Most employees have moved to Houston, Memphis, Mobile and other stations. About 20 drivers are based in New Orleans, compared to more than 75 before Katrina. The number of hourly employees has dropped to 10 from 36 before the storm, and 20 schedules compared to 52 in 2005.
Miller lamented the loss of Warner to Local 1700. “Larry always went over and beyond to assist the union," Miller said. "When he told me he was planning to retire, I hoped he would wait around a few more years. He is truly missed.”Greyhound certainly misses drivers like Warner. The company is back in the New Orleans bus business – barely.

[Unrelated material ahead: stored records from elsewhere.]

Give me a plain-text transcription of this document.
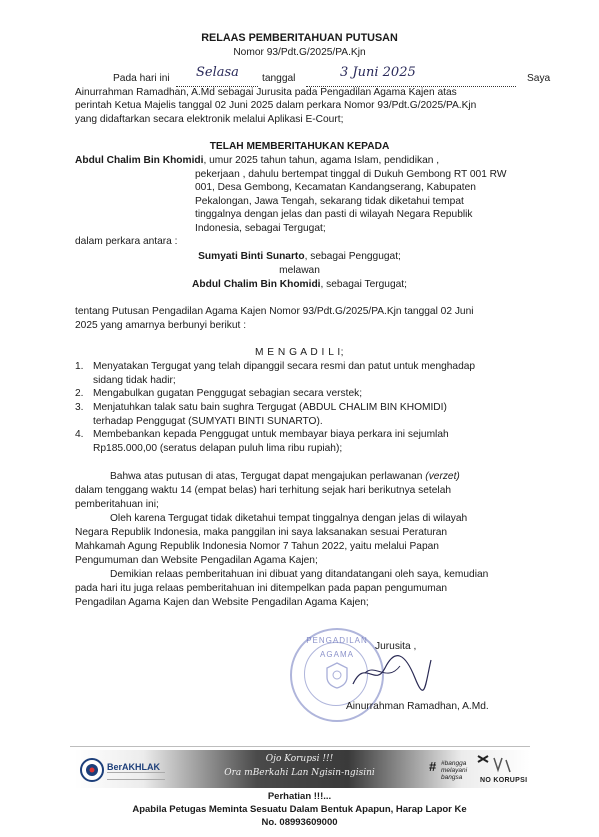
RELAAS PEMBERITAHUAN PUTUSAN
Nomor 93/Pdt.G/2025/PA.Kjn
Pada hari ini Selasa tanggal	3 Juni 2025	Saya
Ainurrahman Ramadhan, A.Md sebagai Jurusita pada Pengadilan Agama Kajen atas
perintah Ketua Majelis tanggal 02 Juni 2025 dalam perkara Nomor 93/Pdt.G/2025/PA.Kjn
yang didaftarkan secara elektronik melalui Aplikasi E-Court;
TELAH MEMBERITAHUKAN KEPADA
Abdul Chalim Bin Khomidi, umur 2025 tahun tahun, agama Islam, pendidikan ,
pekerjaan , dahulu bertempat tinggal di Dukuh Gembong RT 001 RW
001, Desa Gembong, Kecamatan Kandangserang, Kabupaten
Pekalongan, Jawa Tengah, sekarang tidak diketahui tempat
tinggalnya dengan jelas dan pasti di wilayah Negara Republik
Indonesia, sebagai Tergugat;
dalam perkara antara :
Sumyati Binti Sunarto, sebagai Penggugat;
melawan
Abdul Chalim Bin Khomidi, sebagai Tergugat;
tentang Putusan Pengadilan Agama Kajen Nomor 93/Pdt.G/2025/PA.Kjn tanggal 02 Juni
2025 yang amarnya berbunyi berikut :
M E N G A D I L I;
1. Menyatakan Tergugat yang telah dipanggil secara resmi dan patut untuk menghadap
sidang tidak hadir;
2. Mengabulkan gugatan Penggugat sebagian secara verstek;
3. Menjatuhkan talak satu bain sughra Tergugat (ABDUL CHALIM BIN KHOMIDI)
terhadap Penggugat (SUMYATI BINTI SUNARTO).
4. Membebankan kepada Penggugat untuk membayar biaya perkara ini sejumlah
Rp185.000,00 (seratus delapan puluh lima ribu rupiah);
Bahwa atas putusan di atas, Tergugat dapat mengajukan perlawanan (verzet)
dalam tenggang waktu 14 (empat belas) hari terhitung sejak hari berikutnya setelah
pemberitahuan ini;
Oleh karena Tergugat tidak diketahui tempat tinggalnya dengan jelas di wilayah
Negara Republik Indonesia, maka panggilan ini saya laksanakan sesuai Peraturan
Mahkamah Agung Republik Indonesia Nomor 7 Tahun 2022, yaitu melalui Papan
Pengumuman dan Website Pengadilan Agama Kajen;
Demikian relaas pemberitahuan ini dibuat yang ditandatangani oleh saya, kemudian
pada hari itu juga relaas pemberitahuan ini ditempelkan pada papan pengumuman
Pengadilan Agama Kajen dan Website Pengadilan Agama Kajen;
PENGADILAN AGAMA
Jurusita ,
Ainurrahman Ramadhan, A.Md.
BerAKHLAK
Ojo Korupsi !!!
Ora mBerkahi Lan Ngisin-ngisini	# #bangga melayani bangsa	NO KORUPSI
Perhatian !!!...
Apabila Petugas Meminta Sesuatu Dalam Bentuk Apapun, Harap Lapor Ke
No. 08993609000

Mike Walters, manager of the company’s New Orleans operations, took possession of the bus station six weeks after the Army and Corrections Dept. turned it into “Camp Greyhound,” a holding facility for criminals.
“The building had been looted, all my computers were trashed, all the windows were broken, and my safe had been broken into. It took me two weeks to get everything new installed and to reopen,” he said.
Business during the first year after Katrina was about double the level before the storm, fueled by relief workers and uprooted residents checking on their property. “We still have some of that business, with people in Houston and other cities coming back to take care of their houses,” Walters said, adding that rebuilding a team has been hard. “The quality of people walking in through the door looking for work is not what Greyhound is looking for.”
Only seven of 100 applicants this year passed their interviews, he said, and only five of them were hired. “And they haven’t all stayed,” Walters said.
The municipal transit system has also been hit hard. ATU Local 1560 President Joe Prieur, Jr. said the storm destroyed about 1,200 buses. The agency, Prieur added, slashed the workforce from nearly 1,000 drivers to about 200.
“We work for a good company, but we have poor, poor leaders,” he said.Instead of fixing their offices, Prieur said management laid off in-house electricians, sheetrock workers and other construction workers. Two years later, the company is still working out of trailers.
And public schools are under fire. Brenda Mitchell, the president of United Teachers New Orleans, said anti-union forces are trying to use charter schools and young college graduates in Teach for America to break UTNO.
“School districts in other Louisiana cities didn’t want you if you were a New Orleans teacher because we were painted with a broad brush of incompetence,” Mitchell said.Finding work in post-Katrina New Orleans is an ethnic battleground. Saket Soni of the Worker Center for Racial Justice accused local business leaders – encouraged by national conservative causes – of systematic exclusion and exploitation in the reconstruction.
“One group – poor Black workers – is locked out while another group – poorer Hispanic immigrant workers – is locked in,” Soni said. Labor traffickers are recruiting Native Americans from New Mexico reservations to Peruvians from South America, and bringing foreign workers into the U.S. on temporary visas given when no Americans are available to fill a job. Immigrants who complain about their conditions are deported instead of paid. Legal immigrants and U.S.-born workers are jailed.Nevertheless, UTNO President Mitchell added, “The labor movement is alive and well in this city, although they don’t want you to know that.”